The stock brokers in these areas sure have a lot on their plates. The Dow rally is the Trump rally. Investors who trade in institutional stocks have made major turns since Donald Trump won. Those investors in the financial and industrial stock markets are enjoying the higher growth policies that will soon improve the position of the Dow even more than they already have.
International organizations like JPMorgan Chase bank and Goldman Sachs, the two single biggest components of the Dow, between Election Day and the close on Tuesday, gushed by 14.06 percent and 17.65 percent respectively.
This is good news for investors in the market who have stocks from the above mentioned organisations. The position of the Dow has taken a while before it has been this high. Since 2006, and before that, it also took ten years for this market index to outperform the S&P index and the NASDAQ index.
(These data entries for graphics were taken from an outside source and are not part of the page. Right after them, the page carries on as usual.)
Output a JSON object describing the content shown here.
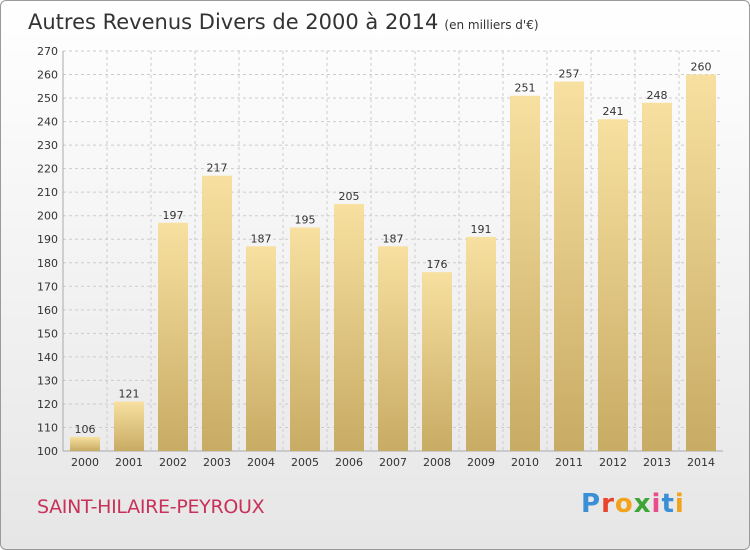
{
  "title": "Autres Revenus Divers de 2000 à 2014",
  "unit_label": "(en milliers d'€)",
  "location": "SAINT-HILAIRE-PEYROUX",
  "logo": {
    "text": "Proxiti",
    "letter_colors": [
      "#3b8fd6",
      "#e8452c",
      "#f2a21b",
      "#3fa535",
      "#e84c8b",
      "#3b8fd6",
      "#f2a21b"
    ]
  },
  "colors": {
    "bar_top": "#f7e0a0",
    "bar_bottom": "#c8ab64",
    "grid": "#cccccc",
    "axis_text": "#333333"
  },
  "chart_data": {
    "type": "bar",
    "title": "Autres Revenus Divers de 2000 à 2014",
    "categories": [
      "2000",
      "2001",
      "2002",
      "2003",
      "2004",
      "2005",
      "2006",
      "2007",
      "2008",
      "2009",
      "2010",
      "2011",
      "2012",
      "2013",
      "2014"
    ],
    "values": [
      106,
      121,
      197,
      217,
      187,
      195,
      205,
      187,
      176,
      191,
      251,
      257,
      241,
      248,
      260
    ],
    "ylim": [
      100,
      270
    ],
    "yticks": [
      100,
      110,
      120,
      130,
      140,
      150,
      160,
      170,
      180,
      190,
      200,
      210,
      220,
      230,
      240,
      250,
      260,
      270
    ],
    "grid": true
  }
}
Might this be offering false hope for investors in this market?
The Dow may have rallied now, but its position is still very unclear. The Trump administration has a lot of uncertainty surrounding it, therefore making all the market factors that depend on it even more uncertain. Look at the position of the coal industry for proof; a market that was expected to rise immediately after Trump’s win but is still just as low as it was during the Obama administration.
Other markets, like oil and gold, have gained popularity in the Trump administration, but come the future, they might fall right back down.
The Dow has however had a history of performing big every time it has outperformed the other market indexes like the S&P and the NASDAQ. In the previous years that this has happened, the Dow has hit as high as 19000 and shot even higher.
For as long as a month, this index has performed higher than the rest; good news for investors in the financial and industrial stock markets. Many people, to mean stock brokers and investors, will be reaping the benefits of a soaring Dow. While this is happening, many will be suffering loses from a losing S&P and an even lower NASDAQ.